The number of contaminations in Brazil has increased, as some cities were waiting until after their municipal elections to start reducing the flexibility on social distancing and business operations.

Christmas is fast approaching and the economy slowing down at the busiest time of the year for several sectors is causing apprehension. On top of this, the government-adopted measures to save jobs and try to protect the economy are still being disputed.

Suspension of employment agreements and reduction of working hours and salaries

Law 14,020/2020 was published in July 2020, which aimed to protect employees' jobs and income while ensuring business continuity and reducing the social impact of the COVID-19 pandemic (for further details please see "New rules on reduction of working hours and salaries and suspension of employment agreements").

The suspension of employment agreements and reduction of working hours and salaries were extended until 31 December 2020 and the government-paid benefit was also extended on a lower amount.

The president had vetoed some provisions of Law 14,020/2020. This included dispositions about profit-sharing plans and a payroll exemption, which consisted of an optional social contribution levied on gross revenue in substitution of social security contributions on the payroll for some types of company.

However, in November 2020 Congress overturned the president's vetoes. Consequently, the payroll exemption is now valid until December 2021 for 17 sectors, including those that perform call centre, communication, IT, transport and construction activities.

This measure will allow companies to opt for the payment of 1% to 4.5% on their gross revenue instead of paying a 20% contribution on top of their payroll to social security (for further details please see "How has COVID-19 affected employees and workplaces?").

Congress's decision was based on the understanding that the 17 sectors generate approximately 6.7 million jobs in Brazil. However, although the measure aims to maintain employment, the government has already foreseen that approximately R3.7 billion will be accrued through the payroll exemption for such sectors in the 2021 budget.

Increase in number of labour claims

The number of labour claims will likely increase in 2021. A significant number of employment agreements have been terminated and all of the support that former employees covered thereunder enjoyed is ending. However, finding a new job during a period in which businesses are severely affected by the constant fear of a second wave of COVID-19 is difficult.

Moreover, some employees have been affected by companies' lack of resources or misuse of the government-issued legal options to maintain employment, which may also lead to labour claims.

In this context, the payroll exemption change would also be relevant. In the event of a labour court decision or homologation of an extrajudicial settlement in the courts, companies that adopted the payroll exemption do not need to pay the 20% social security contribution on the labour amounts during such a period.

Profit-sharing plans

There is also a risk of new tax and social security audits by the Federal Revenue. As the government's finances have been severely affected by the need to support the Brazilian population during the pandemic, it may try to recover part of the costs with taxes.

In addition to the possible audits connected with the tax exemptions granted during the pandemic, Congress's vetoes included rules for profit-sharing plans, which is a common topic in tax and social security audits by the Federal Revenue.
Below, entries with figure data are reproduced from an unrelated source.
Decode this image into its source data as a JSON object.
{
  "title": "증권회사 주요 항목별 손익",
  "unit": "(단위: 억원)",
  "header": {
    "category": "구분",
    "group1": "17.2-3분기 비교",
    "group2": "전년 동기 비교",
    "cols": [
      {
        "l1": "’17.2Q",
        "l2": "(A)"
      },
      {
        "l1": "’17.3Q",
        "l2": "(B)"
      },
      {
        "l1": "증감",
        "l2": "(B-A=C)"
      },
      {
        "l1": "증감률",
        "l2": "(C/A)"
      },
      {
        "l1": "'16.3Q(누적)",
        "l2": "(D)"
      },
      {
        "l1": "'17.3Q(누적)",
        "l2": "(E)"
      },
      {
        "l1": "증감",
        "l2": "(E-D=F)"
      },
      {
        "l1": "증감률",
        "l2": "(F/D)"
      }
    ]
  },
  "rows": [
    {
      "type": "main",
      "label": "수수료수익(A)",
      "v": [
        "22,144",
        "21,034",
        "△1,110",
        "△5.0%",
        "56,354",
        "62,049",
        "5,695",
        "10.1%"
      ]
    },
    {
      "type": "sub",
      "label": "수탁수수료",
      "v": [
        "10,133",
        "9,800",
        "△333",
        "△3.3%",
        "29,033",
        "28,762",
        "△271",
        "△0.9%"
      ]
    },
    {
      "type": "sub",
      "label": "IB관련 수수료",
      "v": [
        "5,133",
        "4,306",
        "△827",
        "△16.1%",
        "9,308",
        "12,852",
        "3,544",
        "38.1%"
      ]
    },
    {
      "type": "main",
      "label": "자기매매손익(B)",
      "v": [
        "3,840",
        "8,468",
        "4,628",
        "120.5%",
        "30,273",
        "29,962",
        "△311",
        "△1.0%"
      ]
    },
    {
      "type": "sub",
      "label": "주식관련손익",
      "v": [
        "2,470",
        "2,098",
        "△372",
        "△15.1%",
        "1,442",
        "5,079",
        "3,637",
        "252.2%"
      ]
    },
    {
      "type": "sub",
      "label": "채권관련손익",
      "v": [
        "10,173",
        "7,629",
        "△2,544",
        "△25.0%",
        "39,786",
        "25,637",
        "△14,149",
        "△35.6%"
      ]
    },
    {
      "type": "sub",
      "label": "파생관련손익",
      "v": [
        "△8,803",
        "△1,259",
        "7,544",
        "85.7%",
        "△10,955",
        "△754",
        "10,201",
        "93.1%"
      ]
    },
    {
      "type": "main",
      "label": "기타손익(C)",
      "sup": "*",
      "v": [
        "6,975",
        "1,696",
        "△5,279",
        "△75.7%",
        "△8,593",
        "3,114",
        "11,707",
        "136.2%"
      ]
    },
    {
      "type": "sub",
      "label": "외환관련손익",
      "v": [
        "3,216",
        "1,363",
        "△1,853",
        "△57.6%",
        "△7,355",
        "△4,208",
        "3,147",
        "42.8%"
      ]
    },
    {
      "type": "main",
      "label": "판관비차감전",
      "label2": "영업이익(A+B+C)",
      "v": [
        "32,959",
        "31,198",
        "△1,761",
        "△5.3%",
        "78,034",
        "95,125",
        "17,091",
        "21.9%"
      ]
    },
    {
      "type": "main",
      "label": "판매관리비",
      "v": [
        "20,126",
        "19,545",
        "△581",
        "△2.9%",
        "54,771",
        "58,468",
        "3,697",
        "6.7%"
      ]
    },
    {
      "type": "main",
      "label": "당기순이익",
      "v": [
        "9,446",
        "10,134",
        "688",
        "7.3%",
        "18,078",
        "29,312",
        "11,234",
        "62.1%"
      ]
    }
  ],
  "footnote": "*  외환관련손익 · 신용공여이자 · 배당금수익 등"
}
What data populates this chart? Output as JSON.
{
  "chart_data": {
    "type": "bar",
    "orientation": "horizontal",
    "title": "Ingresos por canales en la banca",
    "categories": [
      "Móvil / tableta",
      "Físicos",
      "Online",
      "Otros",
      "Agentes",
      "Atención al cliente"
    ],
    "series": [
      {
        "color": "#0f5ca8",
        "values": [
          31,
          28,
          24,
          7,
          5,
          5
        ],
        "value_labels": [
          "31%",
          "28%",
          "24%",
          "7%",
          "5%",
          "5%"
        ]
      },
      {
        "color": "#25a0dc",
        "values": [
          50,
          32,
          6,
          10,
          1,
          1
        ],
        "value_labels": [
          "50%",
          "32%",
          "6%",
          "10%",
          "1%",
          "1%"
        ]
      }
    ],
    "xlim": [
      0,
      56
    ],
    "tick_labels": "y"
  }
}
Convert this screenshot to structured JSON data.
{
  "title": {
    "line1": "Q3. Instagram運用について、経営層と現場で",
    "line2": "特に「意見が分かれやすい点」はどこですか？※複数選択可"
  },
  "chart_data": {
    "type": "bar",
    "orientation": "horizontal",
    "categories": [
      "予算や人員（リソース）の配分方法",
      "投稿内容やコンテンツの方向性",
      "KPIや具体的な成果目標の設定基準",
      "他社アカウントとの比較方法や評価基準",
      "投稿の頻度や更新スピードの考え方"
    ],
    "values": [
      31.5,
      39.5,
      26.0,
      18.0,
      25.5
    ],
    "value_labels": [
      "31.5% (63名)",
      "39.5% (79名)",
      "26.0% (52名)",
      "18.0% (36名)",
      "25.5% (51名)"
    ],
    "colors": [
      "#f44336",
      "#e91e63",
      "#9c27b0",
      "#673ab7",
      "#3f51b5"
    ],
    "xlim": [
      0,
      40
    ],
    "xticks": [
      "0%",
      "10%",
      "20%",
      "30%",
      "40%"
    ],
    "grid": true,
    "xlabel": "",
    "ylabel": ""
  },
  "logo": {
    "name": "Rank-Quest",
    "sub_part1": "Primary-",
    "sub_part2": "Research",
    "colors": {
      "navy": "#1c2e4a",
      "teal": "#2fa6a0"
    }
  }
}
Among the changes in this regard is the fact that profit or result-sharing plans that are implemented before the payment of an advance or at least 90 days before the final payment are now considered valid. This is directly contrary to the Federal Revenue's position that profit or result-sharing plans should be signed before the relevant assessment period starts.

Profit or result-sharing plans can still be paid only twice a year, but now companies can set out individual targets as criteria for the payment, which means that it is possible to establish different targets for each of the company's departments.

Companies may also set out multiple profit-sharing plans as long as the payment is not made more than twice a year for the same employee or in less than one calendar quarter.

Congress's changes to the law also indicate that only payments that do not agree with the rules will be disregarded and not the entire plan, as commonly happened in the past, so that the possible amounts involved in tax assessments by the Federal Revenue in connection with profit or result-sharing plans have become more limited.